Many horns, however, don't tune to E or A or D, but to B flat. If you want to play with horn players, it might eventually occur to you to use a capo, which is a device that clamps over the neck of the guitar and shortens the string length - effectively tuning your instrument upwards in pitch. Putting a capo on the 1st fret makes the open keys F and B flat. People use capos to allow for familiar chord shapes and changes in other keys while keeping their guitar in relative tune.
This is all still correct playing. Players find tunings that help them express themselves through song. If you love Joni Mitchell's songs, and want to play them, you'll quickly learn that she used dozens of alternate tunings. A musician might prefer open C, open G, or DADGAD. Pete Townsend liked to change the tuning of his guitars as a way to make familiar chord shapes sound new and interesting. Kim Thayil had this to say about alternative guitar tunings:
Well, the whole drop-D tuning thing was probably popularized in Seattle as a consequence of our success. And we couldn’t be stagnant and just stay there, so we started playing around with other tunings. We liked the fact that what we were playing didn’t sound like what our friends and peers were playing. So we started introducing things like open slide tunings into our songs. Then we had what we called the “digga digga” tuning, which was drop-D with the A string dropped to G. That really took off for us around [1991’s] Badmotorfinger. And also the [low to high] E E B B B B tuning that Chris and Ben used on [1994’s] Superunknown. [This tuning can be heard on Superunknown cuts like “My Wave” and “The Day I Tried to Live.”]
Stevie Ray Vaughan liked the tone of thicker, heavier strings and would tune every string on his guitars down a half step to reduce the tension on the neck. Metal players like to take this further and tune down a whole step, or even play in dropped D down a whole step to dropped C in order to produce a darker, booming sound.
What matters is being aware of the intervals you leave between strings, and keeping the pitch of the strings consistent. As your ear gets sharper you might find that at certain points on the neck of your guitar, even when the electronic tuner says the string is correctly tuned, the pitches of the strings don't quite line up. This is a natural result of string gauge, intonation, and fret placement, and there's no way to truly have your guitar perfectly in tune at every point on the neck.
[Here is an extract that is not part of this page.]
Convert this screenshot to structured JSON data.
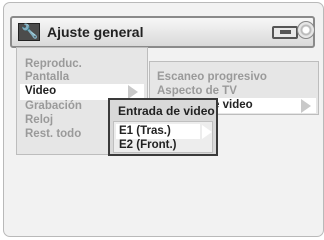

Many people have tried to solve this problem, so if you're fascinated by this idea go read about tempered tuning and maybe check out the Buzz Feiten Tuning System.
You have to know how your guitar is tuned to create good sounding music, but that doesn't mean you have to play in standard tuning.
Tap Your Foot
The third rule is so simple I'm almost embarrassed to share it. Almost. So many players learn to play and only listen to the clicks of a metronome, or play without anyting at all to keep their tempo steady. Then they are shocked to hear that their playing is slowing down and speeding up when they play with a band. Tap your foot to the music. Do it when you're listening, and definitely do it when you're practicing and playing. Tap to a metronome, tap along to recorded songs, tap your foot when you jam with another player. This simple act engages wholly different parts of your brain and locks you into the groove.
If Al Di Meola practices foot tapping, so can you.
Thanks for reading, and keep on practicing!